Le Sahel africain se révolte contre le néocolonialisme occidental en éjectant les troupes et les bases étrangères, en concevant des monnaies alternatives et en défiant les anciennes multinationales. Après tout, la multipolarité ne peut fleurir sans que des résistances ne pavent son chemin.

L’émergence d’Axes de Résistance dans diverses géographies est un sous-produit inextricable du long et sinueux processus qui nous mène vers un monde multipolaire. Ces deux choses – la résistance à l’hégémon et l’émergence de la multipolarité – sont absolument complémentaires.

L’Axe de la Résistance au Moyen-Orient – à travers les États arabes et musulmans – a désormais pour sœur l’Axe de la Résistance qui couvre le Sahel en Afrique, d’ouest en est, du Sénégal, du Mali, du Burkina Faso et du Niger au Tchad, au Soudan et à l’Érythrée.

Contrairement au Niger, où le changement de pouvoir contre le néocolonialisme a été associé à un coup d’État militaire, au Sénégal, le changement de pouvoir vient directement des urnes.
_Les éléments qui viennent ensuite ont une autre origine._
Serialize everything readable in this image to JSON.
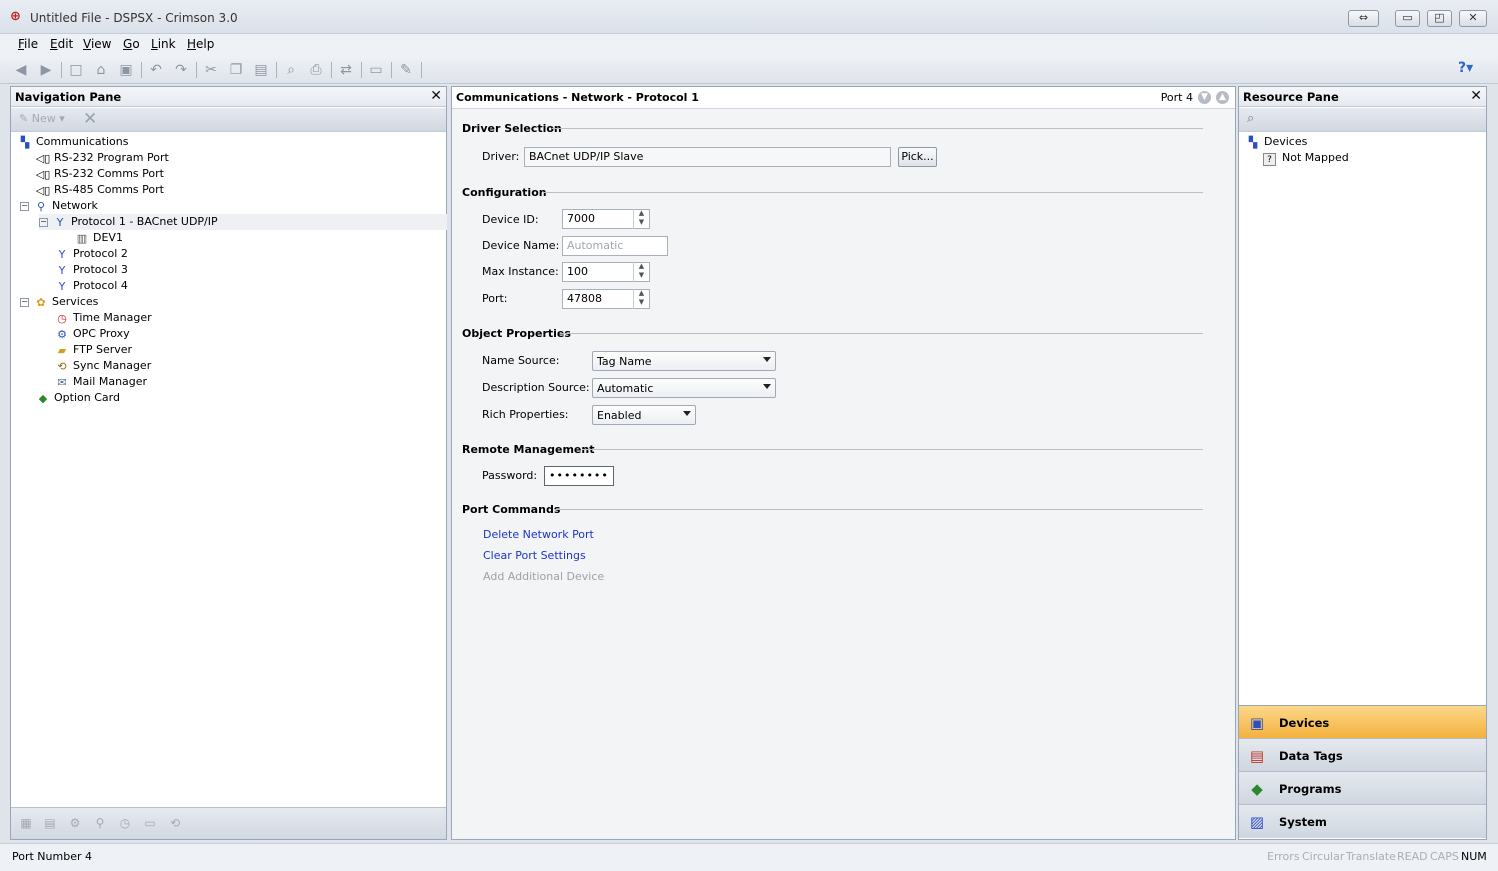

Le Sénégal est entré dans une nouvelle ère avec la victoire écrasante de Bassirou Diomaye Faye, 44 ans, lors des élections nationales du 24 mars. Ancien inspecteur des impôts qui venait de passer quinze jours en prison, Bassirou Diomaye Faye a émergé avec le profil d’un leader panafricain outsider pour renverser la «démocratie la plus stable d’Afrique», dirigée par le président sortant Macky Sall, marionnette de la France.

Le futur président sénégalais rejoint Ibrahim Traore, 36 ans, au Burkina Faso, Aby Ahmed, 46 ans, en Éthiopie, Andry Rajoelina, 48 ans, à Madagascar, ainsi que la future superstar Julius Malema, 44 ans, en Afrique du Sud, en tant que membre de la nouvelle et jeune génération panafricaine axée sur la souveraineté. Dans son programme électoral, Faye s’est engagé à réclamer la souveraineté du Sénégal pas moins de dix-huit fois. 
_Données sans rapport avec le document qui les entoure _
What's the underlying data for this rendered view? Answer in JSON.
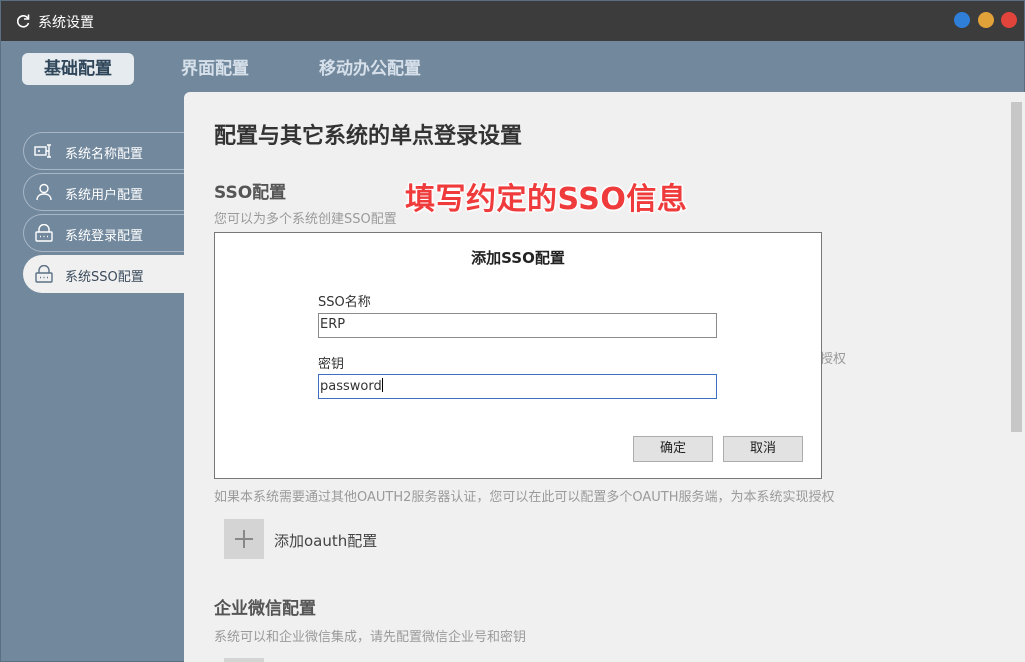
{
  "window": {
    "title": "系统设置"
  },
  "tabs": [
    {
      "label": "基础配置",
      "active": true
    },
    {
      "label": "界面配置",
      "active": false
    },
    {
      "label": "移动办公配置",
      "active": false
    }
  ],
  "sidebar": {
    "items": [
      {
        "label": "系统名称配置",
        "icon": "tag-icon"
      },
      {
        "label": "系统用户配置",
        "icon": "user-icon"
      },
      {
        "label": "系统登录配置",
        "icon": "lock-icon"
      },
      {
        "label": "系统SSO配置",
        "icon": "lock-icon",
        "active": true
      }
    ]
  },
  "main": {
    "page_title": "配置与其它系统的单点登录设置",
    "sso": {
      "title": "SSO配置",
      "desc": "您可以为多个系统创建SSO配置"
    },
    "partial_right_text": "授权",
    "oauth": {
      "desc": "如果本系统需要通过其他OAUTH2服务器认证，您可以在此可以配置多个OAUTH服务端，为本系统实现授权",
      "add_label": "添加oauth配置"
    },
    "wechat": {
      "title": "企业微信配置",
      "desc": "系统可以和企业微信集成，请先配置微信企业号和密钥"
    }
  },
  "annotation": "填写约定的SSO信息",
  "dialog": {
    "title": "添加SSO配置",
    "name_label": "SSO名称",
    "name_value": "ERP",
    "key_label": "密钥",
    "key_value": "password",
    "ok_label": "确定",
    "cancel_label": "取消"
  },
  "colors": {
    "titlebar": "#3c3c3c",
    "sidebar_bg": "#72889d",
    "annotation": "#ef3b3b"
  }
}
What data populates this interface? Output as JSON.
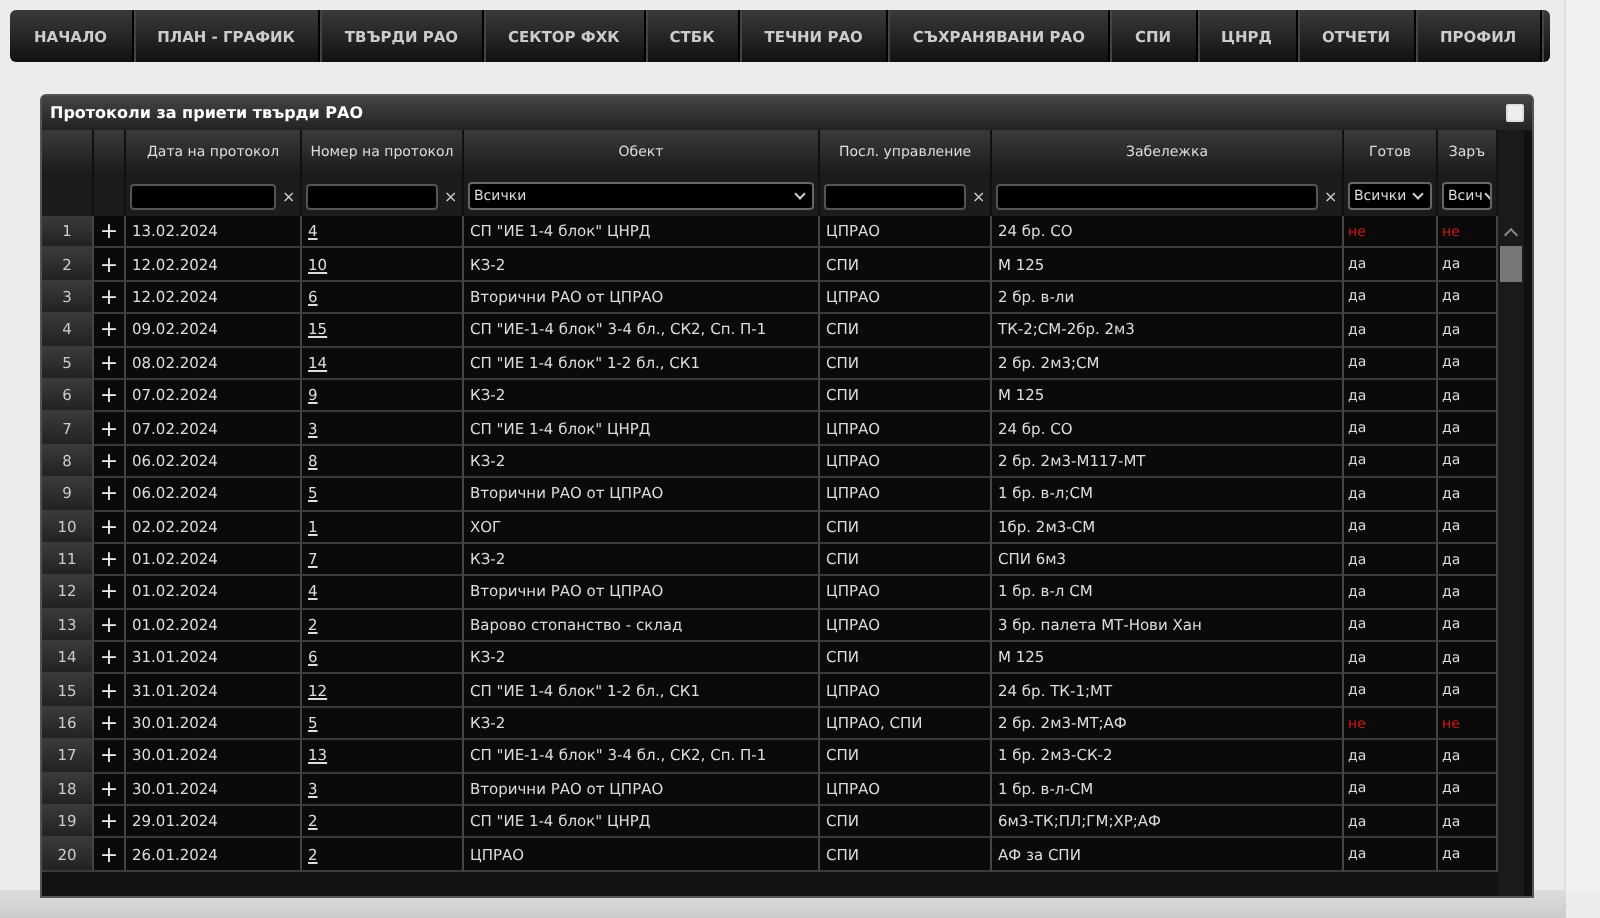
{
  "nav": [
    {
      "label": "НАЧАЛО"
    },
    {
      "label": "ПЛАН - ГРАФИК"
    },
    {
      "label": "ТВЪРДИ РАО"
    },
    {
      "label": "СЕКТОР ФХК"
    },
    {
      "label": "СТБК"
    },
    {
      "label": "ТЕЧНИ РАО"
    },
    {
      "label": "СЪХРАНЯВАНИ РАО"
    },
    {
      "label": "СПИ"
    },
    {
      "label": "ЦНРД"
    },
    {
      "label": "ОТЧЕТИ"
    },
    {
      "label": "ПРОФИЛ"
    }
  ],
  "panel": {
    "title": "Протоколи за приети твърди РАО",
    "columns": [
      {},
      {},
      {
        "label": "Дата на протокол"
      },
      {
        "label": "Номер на протокол"
      },
      {
        "label": "Обект"
      },
      {
        "label": "Посл. управление"
      },
      {
        "label": "Забележка"
      },
      {
        "label": "Готов"
      },
      {
        "label": "Заръ"
      }
    ],
    "filters": [
      {
        "kind": "none"
      },
      {
        "kind": "none"
      },
      {
        "kind": "text",
        "clear": "×"
      },
      {
        "kind": "text",
        "clear": "×"
      },
      {
        "kind": "select",
        "value": "Всички"
      },
      {
        "kind": "text",
        "clear": "×"
      },
      {
        "kind": "text",
        "clear": "×"
      },
      {
        "kind": "select",
        "value": "Всички"
      },
      {
        "kind": "select",
        "value": "Всич"
      }
    ],
    "rows": [
      {
        "num": "1",
        "expand": "+",
        "date": "13.02.2024",
        "number": "4",
        "object": "СП \"ИЕ 1-4 блок\" ЦНРД",
        "management": "ЦПРАО",
        "note": "24 бр. СО",
        "ready": "не",
        "ready_alert": true,
        "done": "не",
        "done_alert": true
      },
      {
        "num": "2",
        "expand": "+",
        "date": "12.02.2024",
        "number": "10",
        "object": "КЗ-2",
        "management": "СПИ",
        "note": "М 125",
        "ready": "да",
        "ready_alert": false,
        "done": "да",
        "done_alert": false
      },
      {
        "num": "3",
        "expand": "+",
        "date": "12.02.2024",
        "number": "6",
        "object": "Вторични РАО от ЦПРАО",
        "management": "ЦПРАО",
        "note": "2 бр. в-ли",
        "ready": "да",
        "ready_alert": false,
        "done": "да",
        "done_alert": false
      },
      {
        "num": "4",
        "expand": "+",
        "date": "09.02.2024",
        "number": "15",
        "object": "СП \"ИЕ-1-4 блок\" 3-4 бл., СК2, Сп. П-1",
        "management": "СПИ",
        "note": "ТК-2;СМ-2бр. 2м3",
        "ready": "да",
        "ready_alert": false,
        "done": "да",
        "done_alert": false
      },
      {
        "num": "5",
        "expand": "+",
        "date": "08.02.2024",
        "number": "14",
        "object": "СП \"ИЕ 1-4 блок\" 1-2 бл., СК1",
        "management": "СПИ",
        "note": "2 бр. 2м3;СМ",
        "ready": "да",
        "ready_alert": false,
        "done": "да",
        "done_alert": false
      },
      {
        "num": "6",
        "expand": "+",
        "date": "07.02.2024",
        "number": "9",
        "object": "КЗ-2",
        "management": "СПИ",
        "note": "М 125",
        "ready": "да",
        "ready_alert": false,
        "done": "да",
        "done_alert": false
      },
      {
        "num": "7",
        "expand": "+",
        "date": "07.02.2024",
        "number": "3",
        "object": "СП \"ИЕ 1-4 блок\" ЦНРД",
        "management": "ЦПРАО",
        "note": "24 бр. СО",
        "ready": "да",
        "ready_alert": false,
        "done": "да",
        "done_alert": false
      },
      {
        "num": "8",
        "expand": "+",
        "date": "06.02.2024",
        "number": "8",
        "object": "КЗ-2",
        "management": "ЦПРАО",
        "note": "2 бр. 2м3-М117-МТ",
        "ready": "да",
        "ready_alert": false,
        "done": "да",
        "done_alert": false
      },
      {
        "num": "9",
        "expand": "+",
        "date": "06.02.2024",
        "number": "5",
        "object": "Вторични РАО от ЦПРАО",
        "management": "ЦПРАО",
        "note": "1 бр. в-л;СМ",
        "ready": "да",
        "ready_alert": false,
        "done": "да",
        "done_alert": false
      },
      {
        "num": "10",
        "expand": "+",
        "date": "02.02.2024",
        "number": "1",
        "object": "ХОГ",
        "management": "СПИ",
        "note": "1бр. 2м3-СМ",
        "ready": "да",
        "ready_alert": false,
        "done": "да",
        "done_alert": false
      },
      {
        "num": "11",
        "expand": "+",
        "date": "01.02.2024",
        "number": "7",
        "object": "КЗ-2",
        "management": "СПИ",
        "note": "СПИ 6м3",
        "ready": "да",
        "ready_alert": false,
        "done": "да",
        "done_alert": false
      },
      {
        "num": "12",
        "expand": "+",
        "date": "01.02.2024",
        "number": "4",
        "object": "Вторични РАО от ЦПРАО",
        "management": "ЦПРАО",
        "note": "1 бр. в-л СМ",
        "ready": "да",
        "ready_alert": false,
        "done": "да",
        "done_alert": false
      },
      {
        "num": "13",
        "expand": "+",
        "date": "01.02.2024",
        "number": "2",
        "object": "Варово стопанство - склад",
        "management": "ЦПРАО",
        "note": "3 бр. палета МТ-Нови Хан",
        "ready": "да",
        "ready_alert": false,
        "done": "да",
        "done_alert": false
      },
      {
        "num": "14",
        "expand": "+",
        "date": "31.01.2024",
        "number": "6",
        "object": "КЗ-2",
        "management": "СПИ",
        "note": "М 125",
        "ready": "да",
        "ready_alert": false,
        "done": "да",
        "done_alert": false
      },
      {
        "num": "15",
        "expand": "+",
        "date": "31.01.2024",
        "number": "12",
        "object": "СП \"ИЕ 1-4 блок\" 1-2 бл., СК1",
        "management": "ЦПРАО",
        "note": "24 бр. ТК-1;МТ",
        "ready": "да",
        "ready_alert": false,
        "done": "да",
        "done_alert": false
      },
      {
        "num": "16",
        "expand": "+",
        "date": "30.01.2024",
        "number": "5",
        "object": "КЗ-2",
        "management": "ЦПРАО, СПИ",
        "note": "2 бр. 2м3-МТ;АФ",
        "ready": "не",
        "ready_alert": true,
        "done": "не",
        "done_alert": true
      },
      {
        "num": "17",
        "expand": "+",
        "date": "30.01.2024",
        "number": "13",
        "object": "СП \"ИЕ-1-4 блок\" 3-4 бл., СК2, Сп. П-1",
        "management": "СПИ",
        "note": "1 бр. 2м3-СК-2",
        "ready": "да",
        "ready_alert": false,
        "done": "да",
        "done_alert": false
      },
      {
        "num": "18",
        "expand": "+",
        "date": "30.01.2024",
        "number": "3",
        "object": "Вторични РАО от ЦПРАО",
        "management": "ЦПРАО",
        "note": "1 бр. в-л-СМ",
        "ready": "да",
        "ready_alert": false,
        "done": "да",
        "done_alert": false
      },
      {
        "num": "19",
        "expand": "+",
        "date": "29.01.2024",
        "number": "2",
        "object": "СП \"ИЕ 1-4 блок\" ЦНРД",
        "management": "СПИ",
        "note": "6м3-ТК;ПЛ;ГМ;ХР;АФ",
        "ready": "да",
        "ready_alert": false,
        "done": "да",
        "done_alert": false
      },
      {
        "num": "20",
        "expand": "+",
        "date": "26.01.2024",
        "number": "2",
        "object": "ЦПРАО",
        "management": "СПИ",
        "note": "АФ за СПИ",
        "ready": "да",
        "ready_alert": false,
        "done": "да",
        "done_alert": false
      }
    ]
  }
}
La géoéconomie est la clé de ces changements. Alors que le Sénégal devient un important producteur de pétrole et de gaz, Faye s’efforcera de renégocier les contrats miniers et énergétiques, notamment les plus importants conclus avec British Petroleum (BP) et l’exploitant britannique de mines d’or, Endeavor Mining.

Plus important encore, il prévoit d’abandonner le franc CFA – le système monétaire contrôlé par la France et utilisé dans 14 États africains – et même de créer une nouvelle monnaie dans le cadre de la refonte des relations avec la France, puissance néocoloniale et premier partenaire commercial du Sénégal. Faye, se faisant l’écho du camarade Xi Jinping, souhaite un partenariat «gagnant-gagnant».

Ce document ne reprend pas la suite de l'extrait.